Likewise, I got a vicarious thrill reading about high-end lodgings such as the Mirror Lake Inn, the Point on Upper Saranac Lake and the Sagamore on Lake George. The Adirondack Book lets you experience these places without maxing out the credit card. Of course, the book contains plenty of lodging options for those who don’t want to bust their budget, such as campgrounds, hostels, roadside cabins, small motels and B&Bs.

Authors Betsy Folwell and Annie Stoltie are editors at Adirondack Life.
Authors Betsy Folwell and Annie Stoltie are
editors at Adirondack Life.

Most people who visit the Adirondacks are seeking recreation, and Stoltie and Folwell won’t disappoint them. Their recreation chapter covers just about everything you can do under the sun, including hiking, fishing, rock climbing, cross-country skiing, hunting, canoeing, whitewater rafting and snowmobiling. There’s even a section on one of my favorite Adirondack pastimes, miniature golf. The authors note that it probably was invented in Lake George, which they describe as “the Pebble Beach of Adirondack miniature golf.”

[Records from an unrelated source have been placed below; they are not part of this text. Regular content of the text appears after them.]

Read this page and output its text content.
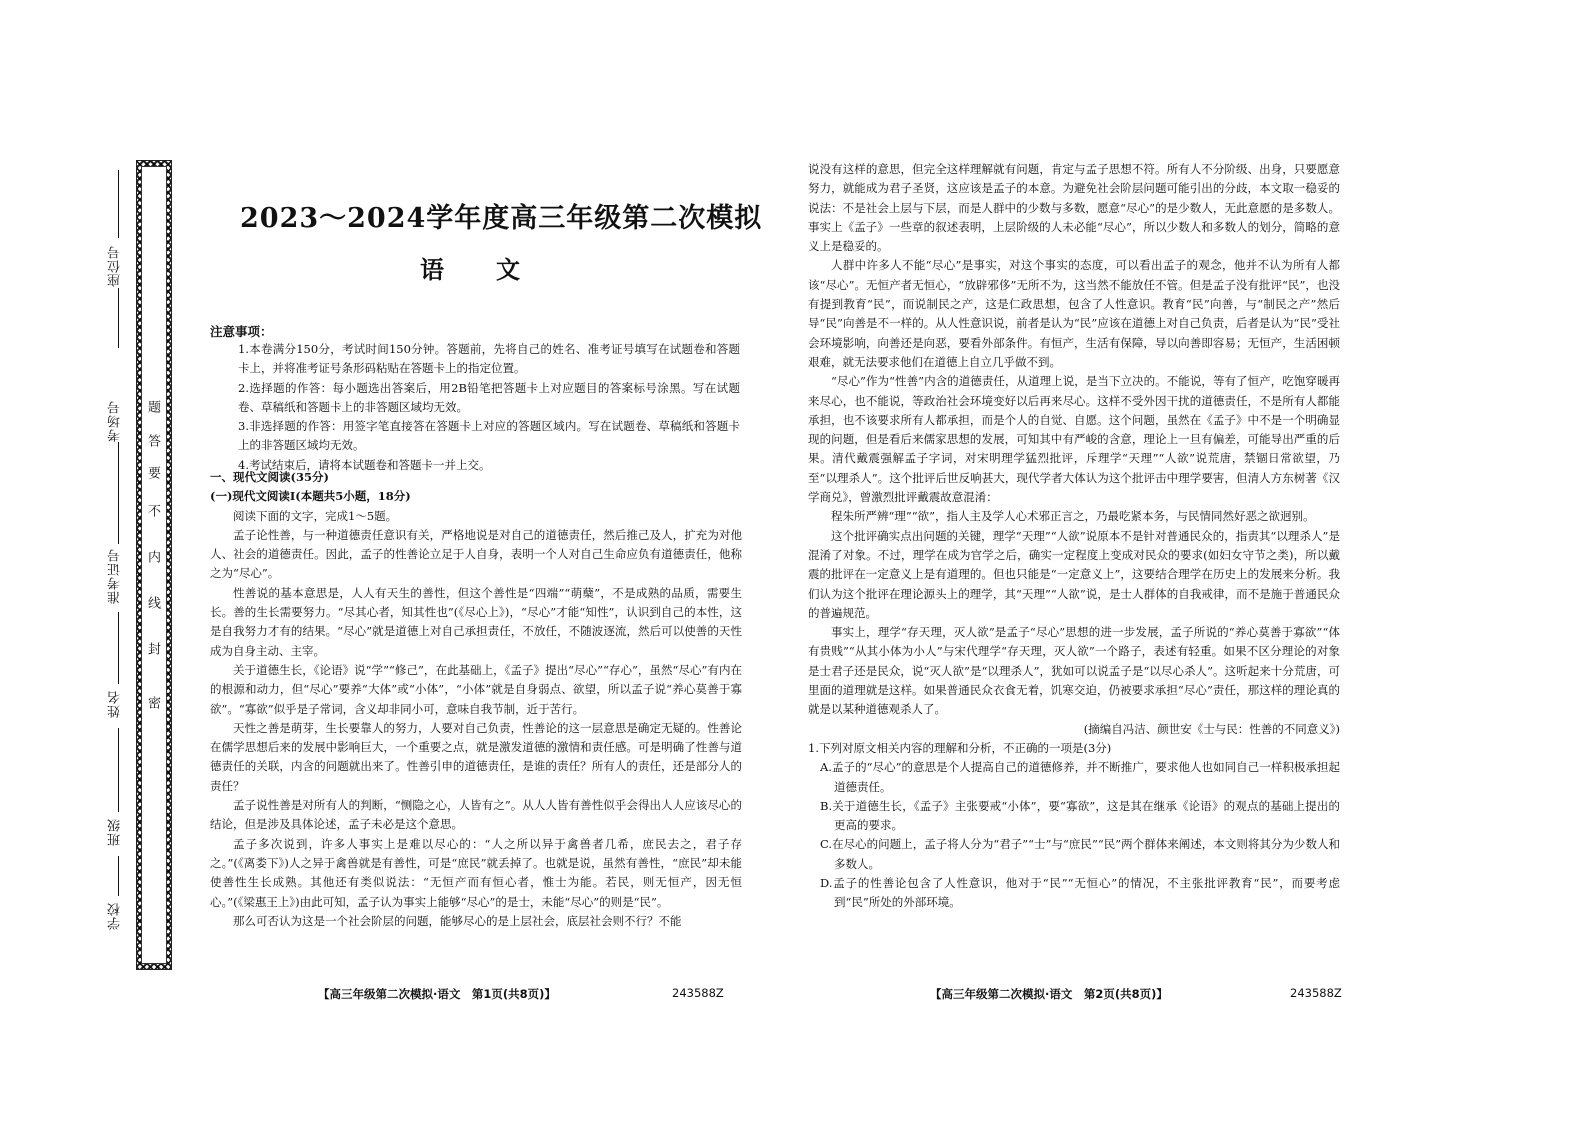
座位号
考场号
准考证号
姓名
班级
学校
密
封
线
内
不
要
答
题
2023～2024学年度高三年级第二次模拟
语文
注意事项：

1.本卷满分150分，考试时间150分钟。答题前，先将自己的姓名、准考证号填写在试题卷和答题卡上，并将准考证号条形码粘贴在答题卡上的指定位置。

2.选择题的作答：每小题选出答案后，用2B铅笔把答题卡上对应题目的答案标号涂黑。写在试题卷、草稿纸和答题卡上的非答题区域均无效。

3.非选择题的作答：用签字笔直接答在答题卡上对应的答题区域内。写在试题卷、草稿纸和答题卡上的非答题区域均无效。

4.考试结束后，请将本试题卷和答题卡一并上交。

一、现代文阅读(35分)

(一)现代文阅读Ⅰ(本题共5小题，18分)

阅读下面的文字，完成1～5题。

孟子论性善，与一种道德责任意识有关，严格地说是对自己的道德责任，然后推己及人，扩充为对他人、社会的道德责任。因此，孟子的性善论立足于人自身，表明一个人对自己生命应负有道德责任，他称之为“尽心”。

性善说的基本意思是，人人有天生的善性，但这个善性是“四端”“萌蘖”，不是成熟的品质，需要生长。善的生长需要努力。“尽其心者，知其性也”(《尽心上》)，“尽心”才能“知性”，认识到自己的本性，这是自我努力才有的结果。“尽心”就是道德上对自己承担责任，不放任，不随波逐流，然后可以使善的天性成为自身主动、主宰。

关于道德生长，《论语》说“学”“修己”，在此基础上，《孟子》提出“尽心”“存心”，虽然“尽心”有内在的根源和动力，但“尽心”要养“大体”或“小体”，“小体”就是自身弱点、欲望，所以孟子说“养心莫善于寡欲”。“寡欲”似乎是子常词，含义却非同小可，意味自我节制，近于苦行。

天性之善是萌芽，生长要靠人的努力，人要对自己负责，性善论的这一层意思是确定无疑的。性善论在儒学思想后来的发展中影响巨大，一个重要之点，就是激发道德的激情和责任感。可是明确了性善与道德责任的关联，内含的问题就出来了。性善引申的道德责任，是谁的责任？所有人的责任，还是部分人的责任？

孟子说性善是对所有人的判断，“恻隐之心，人皆有之”。从人人皆有善性似乎会得出人人应该尽心的结论，但是涉及具体论述，孟子未必是这个意思。

孟子多次说到，许多人事实上是难以尽心的：“人之所以异于禽兽者几希，庶民去之，君子存之。”(《离娄下》)人之异于禽兽就是有善性，可是“庶民”就丢掉了。也就是说，虽然有善性，“庶民”却未能使善性生长成熟。其他还有类似说法：“无恒产而有恒心者，惟士为能。若民，则无恒产，因无恒心。”(《梁惠王上》)由此可知，孟子认为事实上能够“尽心”的是士，未能“尽心”的则是“民”。

那么可否认为这是一个社会阶层的问题，能够尽心的是上层社会，底层社会则不行？不能

【高三年级第二次模拟·语文　第1页(共8页)】	243588Z

说没有这样的意思，但完全这样理解就有问题，肯定与孟子思想不符。所有人不分阶级、出身，只要愿意努力，就能成为君子圣贤，这应该是孟子的本意。为避免社会阶层问题可能引出的分歧，本文取一稳妥的说法：不是社会上层与下层，而是人群中的少数与多数，愿意“尽心”的是少数人，无此意愿的是多数人。事实上《孟子》一些章的叙述表明，上层阶级的人未必能“尽心”，所以少数人和多数人的划分，简略的意义上是稳妥的。

人群中许多人不能“尽心”是事实，对这个事实的态度，可以看出孟子的观念，他并不认为所有人都该“尽心”。无恒产者无恒心，“放辟邪侈”无所不为，这当然不能放任不管。但是孟子没有批评“民”，也没有提到教育“民”，而说制民之产，这是仁政思想，包含了人性意识。教育“民”向善，与“制民之产”然后导“民”向善是不一样的。从人性意识说，前者是认为“民”应该在道德上对自己负责，后者是认为“民”受社会环境影响，向善还是向恶，要看外部条件。有恒产，生活有保障，导以向善即容易；无恒产，生活困顿艰难，就无法要求他们在道德上自立几乎做不到。

“尽心”作为“性善”内含的道德责任，从道理上说，是当下立决的。不能说，等有了恒产，吃饱穿暖再来尽心，也不能说，等政治社会环境变好以后再来尽心。这样不受外因干扰的道德责任，不是所有人都能承担，也不该要求所有人都承担，而是个人的自觉、自愿。这个问题，虽然在《孟子》中不是一个明确显现的问题，但是看后来儒家思想的发展，可知其中有严峻的含意，理论上一旦有偏差，可能导出严重的后果。清代戴震强解孟子字词，对宋明理学猛烈批评，斥理学“天理”“人欲”说荒唐，禁锢日常欲望，乃至“以理杀人”。这个批评后世反响甚大，现代学者大体认为这个批评击中理学要害，但清人方东树著《汉学商兑》，曾激烈批评戴震故意混淆：

程朱所严辨“理”“欲”，指人主及学人心术邪正言之，乃最吃紧本务，与民情同然好恶之欲迥别。

这个批评确实点出问题的关键，理学“天理”“人欲”说原本不是针对普通民众的，指责其“以理杀人”是混淆了对象。不过，理学在成为官学之后，确实一定程度上变成对民众的要求(如妇女守节之类)，所以戴震的批评在一定意义上是有道理的。但也只能是“一定意义上”，这要结合理学在历史上的发展来分析。我们认为这个批评在理论源头上的理学，其“天理”“人欲”说，是士人群体的自我戒律，而不是施于普通民众的普遍规范。

事实上，理学“存天理，灭人欲”是孟子“尽心”思想的进一步发展，孟子所说的“养心莫善于寡欲”“体有贵贱”“从其小体为小人”与宋代理学“存天理，灭人欲”一个路子，表述有轻重。如果不区分理论的对象是士君子还是民众，说“灭人欲”是“以理杀人”，犹如可以说孟子是“以尽心杀人”。这听起来十分荒唐，可里面的道理就是这样。如果普通民众衣食无着，饥寒交迫，仍被要求承担“尽心”责任，那这样的理论真的就是以某种道德观杀人了。

(摘编自冯洁、颜世安《士与民：性善的不同意义》)

1.下列对原文相关内容的理解和分析，不正确的一项是(3分)

A.孟子的“尽心”的意思是个人提高自己的道德修养，并不断推广，要求他人也如同自己一样积极承担起道德责任。

B.关于道德生长，《孟子》主张要戒“小体”，要“寡欲”，这是其在继承《论语》的观点的基础上提出的更高的要求。

C.在尽心的问题上，孟子将人分为“君子”“士”与“庶民”“民”两个群体来阐述，本文则将其分为少数人和多数人。

D.孟子的性善论包含了人性意识，他对于“民”“无恒心”的情况，不主张批评教育“民”，而要考虑到“民”所处的外部环境。

【高三年级第二次模拟·语文　第2页(共8页)】	243588Z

Short sidebars on various topics are scattered throughout the book. Topics in the recreation chapter include mountain-bike ethics, low-impact camping, hypothermia, giardia and tips on dealing with bears, blackflies and ticks.

In a chapter titled “Information: Nuts Bolts, and Free Advice,” you’ll find lots of additional resources—books, phone numbers, maps, magazines, TV stations, organizations. The last chapter, “If Time Is Short,” offers suggestions on where to stay, where to eat and what cultural attractions to visit if you have only a day or two.

The book also contains an index and helpful appendices that categorize lodgings and restaurants by price, from very inexpensive to very expensive. Another appendix categorizes the restaurants by cuisine.

Last spring, after 30 years of visiting the Adirondacks, I discovered the stunning view of the High Peaks from the Olympic Center in downtown Lake Placid. Stoltie and Folwell describe the same view in The Adirondack Book. With these co-authors as your guides, you won’t have to wait 30 years to discover all the Adirondacks has to offer.